If you ask Leonardo Letelier why he does what he does – that being, leading the Brazilian impact investment organization he founded SITAWI Finanças do Bem (“finance for good”) – he’ll tell an inspiring story about blending his skills as a former McKinsey & Company management consultant with a desire to have work that would send him home each day feeling like a better person than when he awoke.
Of course, this is rooted in the fact that the work of SITAWI aims to make the world a better place each day, too, socially and ecologically both. In his home country and in the Amazon in particular, this is an uphill battle to say the least, which involves changing not only how money is disbursed but also the mindsets of those giving, spending or investing. The product of this philosophy is SITAWI’s crowdlending platform, which picks ventures that have been rigorously vetted for Brazilians to invest any amount of money from 2 Brazilian Reals (19 US cents) and up. The platform has undergone a recent makeover and in October will be relaunched, with an initial round of crowdfunded loans for organizations, businesses and cooperatives working in the Amazon biome.
For donors outside of Brazil, SITAWI’s other areas of expertise include coordinating complex socio-economic programs, managing philanthropic funds and consulting on impact investment in Brazil at all levels. Here, Letelier shares his wealth of knowledge on how the finance sector is engaging with the Amazon in particular – and what’s needed to finance its survival.
You’ve compared the power of money to that of love and gravitational force. How does this degree of influence affect the Amazon?
If you look at most decisions in life, they’re increasingly connected to money.
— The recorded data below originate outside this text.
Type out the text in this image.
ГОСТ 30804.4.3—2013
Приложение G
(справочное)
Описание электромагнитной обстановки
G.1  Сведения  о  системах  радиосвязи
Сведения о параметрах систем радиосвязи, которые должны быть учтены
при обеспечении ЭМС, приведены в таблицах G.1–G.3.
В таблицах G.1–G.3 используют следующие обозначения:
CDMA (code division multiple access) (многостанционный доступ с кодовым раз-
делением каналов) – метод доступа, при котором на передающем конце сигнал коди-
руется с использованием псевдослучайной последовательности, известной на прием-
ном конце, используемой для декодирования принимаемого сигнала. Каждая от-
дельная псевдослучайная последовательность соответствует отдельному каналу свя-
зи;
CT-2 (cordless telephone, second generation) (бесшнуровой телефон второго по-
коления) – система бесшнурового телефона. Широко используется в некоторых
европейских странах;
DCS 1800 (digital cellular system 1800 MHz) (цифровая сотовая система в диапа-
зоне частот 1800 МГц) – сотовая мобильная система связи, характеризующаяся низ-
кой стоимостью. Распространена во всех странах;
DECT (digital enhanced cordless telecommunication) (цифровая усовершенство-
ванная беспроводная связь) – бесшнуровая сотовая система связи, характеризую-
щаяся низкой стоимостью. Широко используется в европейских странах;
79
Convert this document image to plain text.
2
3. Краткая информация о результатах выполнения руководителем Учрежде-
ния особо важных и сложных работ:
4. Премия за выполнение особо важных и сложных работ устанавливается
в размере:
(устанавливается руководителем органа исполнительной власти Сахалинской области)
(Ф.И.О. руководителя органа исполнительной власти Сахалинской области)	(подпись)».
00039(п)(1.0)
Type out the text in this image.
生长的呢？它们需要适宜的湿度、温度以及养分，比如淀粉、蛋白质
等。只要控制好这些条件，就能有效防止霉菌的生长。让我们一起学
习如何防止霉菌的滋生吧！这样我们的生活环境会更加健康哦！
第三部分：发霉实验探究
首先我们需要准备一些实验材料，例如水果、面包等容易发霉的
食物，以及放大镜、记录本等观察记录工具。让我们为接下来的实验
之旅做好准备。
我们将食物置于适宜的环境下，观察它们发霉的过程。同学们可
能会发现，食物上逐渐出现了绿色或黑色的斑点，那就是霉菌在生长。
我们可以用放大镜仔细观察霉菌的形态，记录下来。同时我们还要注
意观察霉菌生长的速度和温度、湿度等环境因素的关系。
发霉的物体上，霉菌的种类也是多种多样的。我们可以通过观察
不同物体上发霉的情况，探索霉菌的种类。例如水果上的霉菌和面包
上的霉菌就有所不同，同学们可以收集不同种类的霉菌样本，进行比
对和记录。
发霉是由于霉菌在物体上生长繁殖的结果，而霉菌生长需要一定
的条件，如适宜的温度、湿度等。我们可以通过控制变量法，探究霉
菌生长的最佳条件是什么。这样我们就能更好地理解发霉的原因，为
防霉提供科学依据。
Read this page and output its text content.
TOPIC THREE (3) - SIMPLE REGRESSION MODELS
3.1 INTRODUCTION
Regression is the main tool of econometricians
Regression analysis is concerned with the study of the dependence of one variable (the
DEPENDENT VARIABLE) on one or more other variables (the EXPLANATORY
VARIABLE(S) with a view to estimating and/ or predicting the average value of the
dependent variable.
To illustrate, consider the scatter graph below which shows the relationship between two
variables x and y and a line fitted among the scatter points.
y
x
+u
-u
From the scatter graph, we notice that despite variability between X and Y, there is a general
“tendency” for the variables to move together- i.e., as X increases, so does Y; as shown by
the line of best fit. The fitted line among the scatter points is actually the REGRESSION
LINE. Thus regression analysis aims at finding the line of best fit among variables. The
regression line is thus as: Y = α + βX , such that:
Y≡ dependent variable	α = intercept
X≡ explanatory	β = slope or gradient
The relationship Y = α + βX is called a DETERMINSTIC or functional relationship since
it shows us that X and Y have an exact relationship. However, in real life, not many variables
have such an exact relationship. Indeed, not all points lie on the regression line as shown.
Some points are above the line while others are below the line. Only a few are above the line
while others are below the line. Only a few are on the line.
They’re being objectified, then quantified, then monetized. That’s a trend that’s been going on for a long time. So the importance of the finance sector is greater and greater, and there’s only one language it understands, which is money.
Nothing about this is different for the Amazon – the Amazon is just more complicated in many aspects, so you have to be more creative, including with money. You have to find or create different layers of capital to do something that in another place could be done in a much more straightforward way.
Is it difficult to attract impact investment to the Amazon?
Yes and no. If you have the right expectations and assessment of how easy or hard it will be to invest, you can get money invested into the Amazon. Our crowdlending platform has reached over USD 1 million invested now, which is nowhere near what’s needed to save the Amazon, but it shows there’s an appetite. People want to invest their money in alignment with their values.
But the Amazon needs time. Nature has seasons. Investors are not used to that. Everything in the Amazon takes longer, is harder, is more expensive. So you have to adapt to different parameters of investment: it’s probably going to take more time and yield less. If you look only from a financial perspective, this is typically less attractive than something you could find to invest in somewhere else. So, that’s why we have to be creative. We look for a layer of philanthropic capital to make a blended finance approach to make the transaction viable for investors who are looking for a return, even if it’s not a great return. Our crowdlending platform is an example of this blended finance approach.
How then can investors new to the Amazon best navigate this landscape?
I would like their approach to start from a place not of, ‘Oh, I have money to invest,’ but rather, ‘What do I want to achieve?’ If they really want to achieve a level of change, they’ll definitely need to not only invest but also possibly give. If you really want change, you need to take a combined approach of providing grants and subsidized capital.
What is needed, financially, to preserve the Amazon?
You definitely need grants, tons of grants. These exist, mostly from international sources rather than Brazilian ones, which touches on another point here: the philanthropic culture in Brazil, which is very underdeveloped. Brazilians are used to giving in emergencies, for solidarity. We need more structured, recurring philanthropy. We also need more blended finance and more traditional finance.
But even if you have all the capital in the world, it would not be enough. We need rule of law, a functioning government, command and control initiatives that work. We need demarcation – what the Indigenous people are fighting for right now. We need a host of other things that are not only finance-related.
What government policies do you hope to see, to help grow impact investing in the Amazon?
When people talk about needing help from the governments, the discussion usually goes to subsidies and tax breaks. These will definitely help, but I don’t think they are the bottleneck. I would give up any discussion on subsidies if we had a functioning, stable rule of law and effective command-and-control initiatives.
We have an expression that says, “It’s for the Englishman to see.” It’s when you say you’re going to do something, but you don’t. It’s similar to greenwashing. The problem is we have this with laws as well. We have laws that remain on paper while society doesn’t care about them – these are laws or policies for the Englishman to see. We have an “okay” legal framework, but in many instances, it is only on paper. For example, we do have fines for people who deforest. But if you reduce the budget of the enforcing authority, you can’t fine anyone. So the law is there, and it’s fairly okay, but the government is working around the system to undermine it. I think today this is a big problem for fostering sustainable development in general and more so for increasing impact investment in the Amazon.
Your first investment program in the Amazon was in 2017. How have you seen Amazonian investment change since then?
We’re relative newcomers, so I can speak more about the recent stages than a longer arc of history. And in that, I think we’re seeing more professionalization of the impact investing sector, of the organizations on the ground that are getting discovered or being started for impact investment purposes – “impact businesses.” For the organizations and businesses on our platform, they’re all very different, and it’s easier to find them than ever before. I think people are finding out how attracting impact investing works.